The Queen's Gambit

NVIDIA just made its most consequential bet on open AI (not OpenAI). What does it mean for who gets to build the future and who gets left on the subscription tier? Come along, we'll find out!!

Mar 18, 2026

Jensen Huang does not do small moves, does he?

At GTC 2026, while the rest of the room was still processing the chonky hardware announcements, he dropped something that I think is going to look much bigger in 12-18 months than it does right now.

NVIDIA launched the Nemotron Coalition, a structured, multi-lab collaboration pulling together Black Forest Labs, Cursor, LangChain, Mistral AI, Perplexity, Reflection AI, Sarvam, and Mira Murati’s Thinking Machines Lab to co-build an open frontier model on DGX Cloud. The model gets open sourced. It becomes the base for the Nemotron 4 family.

On the surface, this looks like a compute play wrapped in open-source clothing. NVIDIA provides the training infrastructure, the partners contribute data, evaluations, and domain expertise, and everyone gets a shared foundation to build on top of.
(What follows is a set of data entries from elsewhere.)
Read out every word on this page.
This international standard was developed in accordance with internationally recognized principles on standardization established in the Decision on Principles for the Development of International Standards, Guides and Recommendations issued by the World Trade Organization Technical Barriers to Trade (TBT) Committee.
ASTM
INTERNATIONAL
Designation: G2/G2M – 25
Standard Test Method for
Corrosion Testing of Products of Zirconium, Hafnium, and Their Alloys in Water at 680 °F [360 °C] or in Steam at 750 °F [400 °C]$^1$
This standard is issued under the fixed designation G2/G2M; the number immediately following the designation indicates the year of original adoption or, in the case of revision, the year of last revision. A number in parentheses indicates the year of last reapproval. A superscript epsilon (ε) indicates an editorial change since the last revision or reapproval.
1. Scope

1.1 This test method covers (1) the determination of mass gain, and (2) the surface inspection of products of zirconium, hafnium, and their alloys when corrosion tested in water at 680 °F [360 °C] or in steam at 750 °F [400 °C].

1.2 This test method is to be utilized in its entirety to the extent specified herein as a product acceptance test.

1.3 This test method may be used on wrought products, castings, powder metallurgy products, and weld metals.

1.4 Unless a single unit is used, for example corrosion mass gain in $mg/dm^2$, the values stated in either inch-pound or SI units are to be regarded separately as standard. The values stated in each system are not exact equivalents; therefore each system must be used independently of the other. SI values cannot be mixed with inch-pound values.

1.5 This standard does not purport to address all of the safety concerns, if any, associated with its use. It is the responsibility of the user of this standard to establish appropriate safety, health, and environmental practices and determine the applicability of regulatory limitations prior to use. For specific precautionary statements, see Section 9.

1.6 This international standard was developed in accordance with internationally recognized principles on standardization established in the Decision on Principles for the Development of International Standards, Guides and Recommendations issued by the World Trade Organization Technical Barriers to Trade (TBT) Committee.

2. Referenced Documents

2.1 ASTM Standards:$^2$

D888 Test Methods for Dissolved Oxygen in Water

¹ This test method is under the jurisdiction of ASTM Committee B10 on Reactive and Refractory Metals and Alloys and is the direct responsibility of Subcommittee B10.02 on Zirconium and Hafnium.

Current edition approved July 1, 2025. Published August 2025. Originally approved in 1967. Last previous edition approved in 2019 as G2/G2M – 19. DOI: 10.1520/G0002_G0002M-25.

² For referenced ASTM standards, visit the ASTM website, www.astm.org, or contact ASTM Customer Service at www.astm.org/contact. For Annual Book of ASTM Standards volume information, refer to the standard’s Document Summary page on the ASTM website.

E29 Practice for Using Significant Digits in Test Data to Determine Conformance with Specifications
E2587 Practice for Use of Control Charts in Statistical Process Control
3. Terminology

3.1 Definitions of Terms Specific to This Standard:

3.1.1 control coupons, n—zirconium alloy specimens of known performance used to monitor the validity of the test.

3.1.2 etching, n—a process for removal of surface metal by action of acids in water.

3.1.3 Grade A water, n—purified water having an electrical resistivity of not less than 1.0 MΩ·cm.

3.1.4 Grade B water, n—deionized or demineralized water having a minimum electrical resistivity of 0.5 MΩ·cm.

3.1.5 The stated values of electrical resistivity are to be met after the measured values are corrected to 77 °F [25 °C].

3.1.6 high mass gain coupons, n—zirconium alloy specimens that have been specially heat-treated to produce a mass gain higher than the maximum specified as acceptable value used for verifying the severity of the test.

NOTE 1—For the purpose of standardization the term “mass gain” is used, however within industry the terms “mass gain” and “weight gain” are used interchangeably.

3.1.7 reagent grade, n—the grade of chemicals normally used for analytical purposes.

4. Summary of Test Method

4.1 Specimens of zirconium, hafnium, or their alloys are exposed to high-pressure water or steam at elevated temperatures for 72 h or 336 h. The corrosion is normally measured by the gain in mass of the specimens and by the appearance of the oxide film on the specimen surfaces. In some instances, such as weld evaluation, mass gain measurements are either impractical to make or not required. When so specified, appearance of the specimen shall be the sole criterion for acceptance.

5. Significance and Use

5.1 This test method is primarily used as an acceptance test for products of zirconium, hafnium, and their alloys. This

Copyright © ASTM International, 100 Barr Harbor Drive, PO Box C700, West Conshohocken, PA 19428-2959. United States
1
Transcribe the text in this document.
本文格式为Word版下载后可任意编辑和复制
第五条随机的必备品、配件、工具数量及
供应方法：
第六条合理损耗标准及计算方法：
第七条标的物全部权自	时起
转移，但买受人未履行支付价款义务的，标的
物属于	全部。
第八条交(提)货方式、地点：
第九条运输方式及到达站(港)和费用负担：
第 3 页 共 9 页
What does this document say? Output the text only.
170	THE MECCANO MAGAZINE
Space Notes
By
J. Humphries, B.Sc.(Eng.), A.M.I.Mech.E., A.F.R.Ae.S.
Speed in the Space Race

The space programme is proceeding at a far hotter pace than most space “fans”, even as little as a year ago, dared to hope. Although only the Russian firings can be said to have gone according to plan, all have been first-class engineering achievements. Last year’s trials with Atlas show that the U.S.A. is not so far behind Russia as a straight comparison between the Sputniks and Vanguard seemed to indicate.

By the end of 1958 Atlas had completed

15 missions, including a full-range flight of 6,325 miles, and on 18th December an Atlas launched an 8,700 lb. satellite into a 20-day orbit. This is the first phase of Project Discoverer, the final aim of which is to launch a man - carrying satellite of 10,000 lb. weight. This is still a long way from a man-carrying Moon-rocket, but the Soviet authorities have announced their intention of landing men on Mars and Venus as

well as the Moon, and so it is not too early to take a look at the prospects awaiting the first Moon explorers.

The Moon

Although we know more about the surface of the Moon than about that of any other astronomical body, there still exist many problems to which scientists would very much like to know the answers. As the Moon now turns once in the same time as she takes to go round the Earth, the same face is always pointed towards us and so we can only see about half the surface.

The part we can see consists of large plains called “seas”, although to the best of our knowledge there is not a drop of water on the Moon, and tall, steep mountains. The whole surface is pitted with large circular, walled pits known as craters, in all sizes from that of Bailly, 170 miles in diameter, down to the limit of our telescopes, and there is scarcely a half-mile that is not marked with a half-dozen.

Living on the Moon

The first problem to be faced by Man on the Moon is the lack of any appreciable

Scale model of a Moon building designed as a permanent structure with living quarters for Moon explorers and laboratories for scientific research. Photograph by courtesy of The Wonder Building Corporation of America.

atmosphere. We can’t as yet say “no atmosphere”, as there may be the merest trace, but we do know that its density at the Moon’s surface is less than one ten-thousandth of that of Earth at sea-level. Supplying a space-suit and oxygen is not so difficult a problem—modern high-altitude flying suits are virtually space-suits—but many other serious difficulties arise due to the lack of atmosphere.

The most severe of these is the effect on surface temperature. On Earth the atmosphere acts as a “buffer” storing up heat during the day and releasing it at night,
But go one layer deeper and the coalition map is genuinely interesting because this isn’t just a product announcement. It’s a bet on a specific version of how the next phase of AI unfolds.

And to understand why that bet is significant, we need to understand what’s actually happening right now in the open vs closed model landscape. Because the story there is moving much faster than most coverage suggests.

The gap that wasn’t supposed to close this fast

For a long time, the narrative was clean and comfortable: closed models from OpenAI, Anthropic, and Google held the frontier. Open models like GLM, Kimi, Qwen, Gemma were useful, increasingly capable, but still clearly behind on the tasks that mattered most. You were okay paying the API bill because performance demanded it.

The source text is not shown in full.